Sept heures, neuf heures. Dans les maisons de repos, on appelle cela le “coup de feu”. Des dizaines de résidents à lever, à laver durant un créneau très court et, souvent, avec un nombre d’aides soignants limité. Du coup, il n’est pas rare que le personnel prenne de l’avance et commence à réveiller les personnes âgées avant le rush. Vue de l’extérieur, la pratique peut paraître contestable.
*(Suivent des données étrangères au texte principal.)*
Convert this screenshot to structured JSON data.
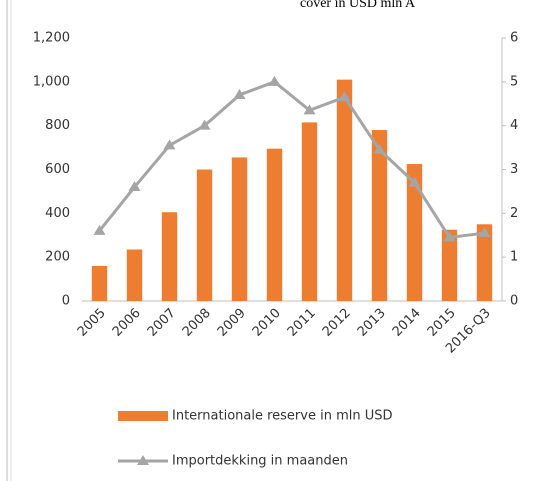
{
  "chart_data": {
    "type": "bar_line",
    "title": "cover in USD mln A",
    "categories": [
      "2005",
      "2006",
      "2007",
      "2008",
      "2009",
      "2010",
      "2011",
      "2012",
      "2013",
      "2014",
      "2015",
      "2016-Q3"
    ],
    "series": [
      {
        "name": "Internationale reserve in mln USD",
        "color": "#ed7d31",
        "type": "bar",
        "values": [
          160,
          235,
          405,
          600,
          655,
          695,
          815,
          1010,
          780,
          625,
          325,
          350
        ]
      },
      {
        "name": "Importdekking in maanden",
        "color": "#a5a5a5",
        "type": "line",
        "axis": "y2",
        "values": [
          1.6,
          2.6,
          3.55,
          4.0,
          4.7,
          5.0,
          4.35,
          4.65,
          3.45,
          2.7,
          1.45,
          1.55
        ]
      }
    ],
    "ylim": [
      0,
      1200
    ],
    "yticks": [
      0,
      200,
      400,
      600,
      800,
      {
        "value": 1000,
        "label": "1,000"
      },
      {
        "value": 1200,
        "label": "1,200"
      }
    ],
    "y2lim": [
      0,
      6
    ],
    "y2ticks": [
      0,
      1,
      2,
      3,
      4,
      5,
      6
    ],
    "legend": "bottom"
  }
}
Les professionnels du secteur répliquent qu’ils n’ont matériellement pas d’autre choix et qu’ils s’adaptent au rythme de vie de certains seniors, qui ouvrent les yeux bien avant les premiers rayons du soleil…
Et s’ils avaient raison sur ce point ? Si sommeil et vieillissement étaient étroitement liés ? Bien que plusieurs recherches soient menées sur le sujet, la science n’a pas encore clairement tranché. Certains médecins affirment que les huit heures de repos quotidiennes restent la norme, que l’on ait 18 ou 88 ans. D’autres spécialistes jugent au contraire que l’âge influence notre façon de dormir, tant qualitativement que quantitativement.
Depuis plusieurs années, le centre de recherche du Cyclotron de l’ULg tente de démêler le vrai du faux. Le 4 septembre, il organise un symposium intitulé “Sleep and aging : perks for longevity ?” (Sommeil et vieillissement : avantages pour la longévité ?), au cours duquel sept scientifiques viendront présenter leurs travaux.
Dormir1Si le point d’interrogation reste de mise, c’est parce que répondre à cette question avec certitude nécessiterait de réaliser des études très longues, observant les mêmes sujets durant toute leur existence. Gilles Vandewalle, Fabienne Collette et Sarah Chellappa, les trois organiseurs du congrès, entendent bien y parvenir un jour. Ils ont déjà mené à bien une étude auprès de jeunes de 18 à 30 ans, en utilisant l’imagerie par résonance magnétique (IRM) et la stimulation électromagnétique transcrânienne, afin de déterminer comment les neurones et le cerveau réagissent à la fois lorsqu’ils fonctionnent normalement et quand ils sont soumis à une privation de sommeil.
Désormais, ce sont les personnes de 55 ans etplus qui les intéressent. Ils cherchent d’ailleursdes volontaires en bonne santé (avis aux amateurs…) qui accepteraient de devenir des “cobayes” le temps de quelques journées et nuitées. « Nous essayons de savoir comment la régulation globale de l’éveil et du sommeil change avec l’âge, détaille Gilles Vandewalle, chercheur qualifié FNRS au Cyclotron. L’idée serait de revoir les gens tous les deux ou trois ans et d’observer ce qui se passe lors d’un vieillissement normal : voici comment ils dormaient à 60 ans, à 65 ans, etc. »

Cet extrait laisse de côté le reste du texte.